Emphasis on the court.
You see, typically, teams want to play their best players early and often (duh). In doing so, it’s only logical to assume that these best players will share the court for a lot of, if not the majority of, any given game.
Traditionally, that’s how championship teams are created, but this Sixers squad is not your typical championship contender.
Because of the sizeable overlap between Embiid and Simmons’ skill sets, neither player can fully optimize their strengths when on the court together. With Simmons at the helm, Embiid can’t dominate in the paint and instead has to bide his time outside the arc as a spot up 3 point shooter. This strategy can stagnate the offense, and force Embiid to drive to the basket facing the basket, where his less-than-elite ball handling can get exposed.
And as for Simmons, well, his whole game is built on playing fast, and that’s a whole lot harder to do with Embiid at the five. When paired up with a smaller ball lineup, Simmons becomes elite in the full-court press, where his size, speed, and basketball instincts are virtually unguardable when paired up with a quartet of competent outside shooters.
So, hear me out here, why not play the duo together as little as possible?
I mean think about it, Embiid and Simmons play roughly 32 and 36 minutes in any given game respectfully. With NBA regulation lasting 48 minutes, that means there are roughly 16 minutes a night when Embiid is off the court, and 12 minutes with Simmons off the court.
Brett Brown should be able to work with that.
Sure, you’ll still get four-to-six minutes at the top of a game when the Sixers will roll with their starting five, and a similar stretch in the fourth quarter of any relatively close game, but outside of that, let’s say 16 minutes of action each night, why not split up Embiid and Simmons almost exclusively, with a collection of sets built around either player’s strengths.
Granted, it would take some tweaking, and the team would probably have to retool the bench with a few better fitting reserves, as Embiid really deserves a chance to play with a traditional point guard at some point in his career, but why allow external ‘experts’ to separate the Sixers’ two stars when the team itself can do two separate but equal schematic ideologies tailored to either player’s strengths?
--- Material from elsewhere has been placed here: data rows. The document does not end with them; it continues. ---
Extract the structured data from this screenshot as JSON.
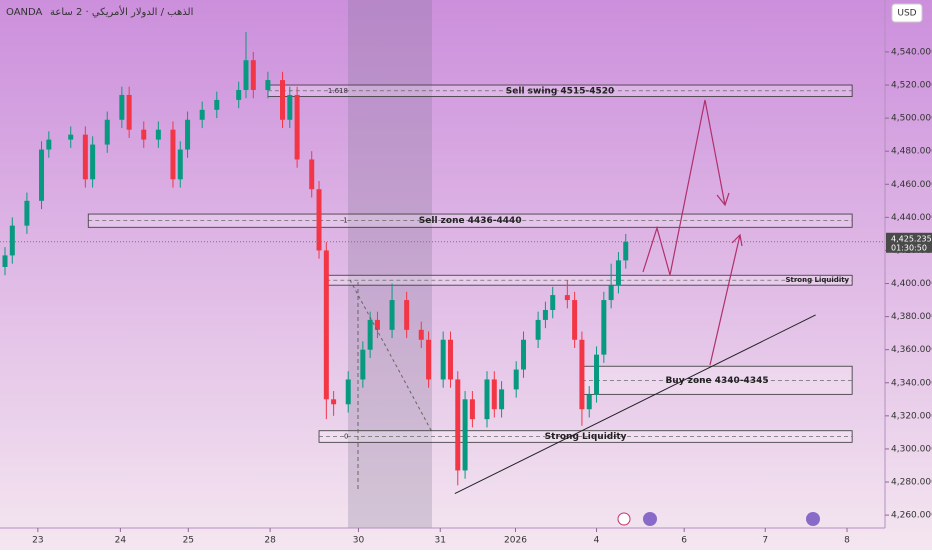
{
  "chart_data": {
    "type": "candlestick",
    "title": "OANDA",
    "subtitle": "الذهب / الدولار الأمريكي · 2 ساعة",
    "currency": "USD",
    "up_color": "#089981",
    "down_color": "#f23645",
    "x": [
      0,
      1,
      3,
      5,
      6,
      9,
      11,
      12,
      14,
      16,
      17,
      19,
      21,
      23,
      24,
      25,
      27,
      29,
      32,
      33,
      34,
      36,
      38,
      39,
      40,
      42,
      43,
      44,
      45,
      47,
      49,
      50,
      51,
      53,
      55,
      57,
      58,
      60,
      61,
      62,
      63,
      64,
      66,
      67,
      68,
      70,
      71,
      73,
      74,
      75,
      77,
      78,
      79,
      80,
      81,
      82,
      83,
      84,
      85
    ],
    "open": [
      4410,
      4417,
      4435,
      4450,
      4481,
      4487,
      4490,
      4463,
      4484,
      4499,
      4514,
      4493,
      4487,
      4493,
      4463,
      4481,
      4499,
      4505,
      4511,
      4517,
      4535,
      4517,
      4523,
      4499,
      4514,
      4475,
      4457,
      4420,
      4330,
      4327,
      4342,
      4360,
      4378,
      4372,
      4390,
      4372,
      4366,
      4342,
      4366,
      4342,
      4287,
      4330,
      4318,
      4342,
      4324,
      4336,
      4348,
      4366,
      4378,
      4384,
      4393,
      4390,
      4366,
      4324,
      4333,
      4357,
      4390,
      4399,
      4414
    ],
    "high": [
      4422,
      4440,
      4455,
      4486,
      4492,
      4495,
      4495,
      4489,
      4504,
      4519,
      4519,
      4498,
      4498,
      4498,
      4486,
      4504,
      4510,
      4516,
      4522,
      4552,
      4540,
      4528,
      4528,
      4519,
      4519,
      4480,
      4462,
      4425,
      4335,
      4347,
      4365,
      4383,
      4383,
      4400,
      4395,
      4377,
      4371,
      4371,
      4371,
      4347,
      4335,
      4335,
      4347,
      4347,
      4341,
      4353,
      4371,
      4383,
      4389,
      4398,
      4402,
      4395,
      4371,
      4338,
      4362,
      4395,
      4412,
      4419,
      4430
    ],
    "low": [
      4405,
      4412,
      4430,
      4445,
      4476,
      4482,
      4458,
      4458,
      4479,
      4494,
      4488,
      4482,
      4482,
      4458,
      4458,
      4476,
      4494,
      4500,
      4506,
      4512,
      4512,
      4512,
      4494,
      4494,
      4470,
      4452,
      4415,
      4318,
      4320,
      4322,
      4337,
      4355,
      4367,
      4367,
      4367,
      4361,
      4337,
      4337,
      4337,
      4278,
      4282,
      4313,
      4313,
      4319,
      4319,
      4331,
      4343,
      4361,
      4373,
      4379,
      4385,
      4361,
      4314,
      4319,
      4328,
      4352,
      4385,
      4394,
      4409
    ],
    "close": [
      4417,
      4435,
      4450,
      4481,
      4487,
      4490,
      4463,
      4484,
      4499,
      4514,
      4493,
      4487,
      4493,
      4463,
      4481,
      4499,
      4505,
      4511,
      4517,
      4535,
      4517,
      4523,
      4499,
      4514,
      4475,
      4457,
      4420,
      4330,
      4327,
      4342,
      4360,
      4378,
      4372,
      4390,
      4372,
      4366,
      4342,
      4366,
      4342,
      4287,
      4330,
      4318,
      4342,
      4324,
      4336,
      4348,
      4366,
      4378,
      4384,
      4393,
      4390,
      4366,
      4324,
      4333,
      4357,
      4390,
      4399,
      4414,
      4425.235
    ],
    "xlim": [
      -0.685,
      120.5
    ],
    "ylim": [
      4252.2,
      4571.4
    ],
    "yticks": [
      {
        "value": 4260,
        "label": "4,260.000"
      },
      {
        "value": 4280,
        "label": "4,280.000"
      },
      {
        "value": 4300,
        "label": "4,300.000"
      },
      {
        "value": 4320,
        "label": "4,320.000"
      },
      {
        "value": 4340,
        "label": "4,340.000"
      },
      {
        "value": 4360,
        "label": "4,360.000"
      },
      {
        "value": 4380,
        "label": "4,380.000"
      },
      {
        "value": 4400,
        "label": "4,400.000"
      },
      {
        "value": 4420,
        "label": "4,420.000"
      },
      {
        "value": 4440,
        "label": "4,440.000"
      },
      {
        "value": 4460,
        "label": "4,460.000"
      },
      {
        "value": 4480,
        "label": "4,480.000"
      },
      {
        "value": 4500,
        "label": "4,500.000"
      },
      {
        "value": 4520,
        "label": "4,520.000"
      },
      {
        "value": 4540,
        "label": "4,540.000"
      }
    ],
    "xticks": [
      {
        "value": 4.5,
        "label": "23"
      },
      {
        "value": 15.8,
        "label": "24"
      },
      {
        "value": 25.1,
        "label": "25"
      },
      {
        "value": 36.3,
        "label": "28"
      },
      {
        "value": 48.4,
        "label": "30"
      },
      {
        "value": 59.6,
        "label": "31"
      },
      {
        "value": 69.9,
        "label": "2026"
      },
      {
        "value": 81,
        "label": "4"
      },
      {
        "value": 93,
        "label": "6"
      },
      {
        "value": 104.1,
        "label": "7"
      },
      {
        "value": 115.3,
        "label": "8"
      }
    ],
    "zones": [
      {
        "label": "Sell swing 4515-4520",
        "level_label": "1.618",
        "low": 4513,
        "high": 4520,
        "x_start": 36,
        "x_end": 116,
        "label_position": "center"
      },
      {
        "label": "Sell zone 4436-4440",
        "level_label": "1",
        "low": 4434,
        "high": 4442,
        "x_start": 11.4,
        "x_end": 116,
        "label_position": "center"
      },
      {
        "label": "Strong Liquidity",
        "low": 4399,
        "high": 4405,
        "x_start": 44,
        "x_end": 116,
        "label_position": "right"
      },
      {
        "label": "Buy zone 4340-4345",
        "low": 4333,
        "high": 4350,
        "x_start": 79,
        "x_end": 116,
        "label_position": "center"
      },
      {
        "label": "Strong Liquidity",
        "level_label": "0",
        "low": 4304,
        "high": 4311,
        "x_start": 43,
        "x_end": 116,
        "label_position": "center"
      }
    ],
    "trendline": {
      "x": [
        61.6,
        111
      ],
      "y": [
        4273,
        4381
      ]
    },
    "last_price": {
      "value": 4425.235,
      "label": "4,425.235"
    },
    "countdown": "01:30:50"
  }
}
Embiid and Simmons would still have to compromise when on the court together, but in any team sport who doesn’t?
Unlike a team like the Milwaukee Bucks who are built around a singular star, the Philadelphia 76ers have the unique challenge of having two incredibly talented young stars who don’t quite fit together on the court. While having two stars is certainly better than one, it also presents unique challenges that have to be overcome to build a championship contender. By allowing Joel Embiid and Ben Simmons to each be the focal point of an offense for roughly a third of the game, it could give each player a chance to shine and Brett Brown a one-two punch unlike any in the league right now.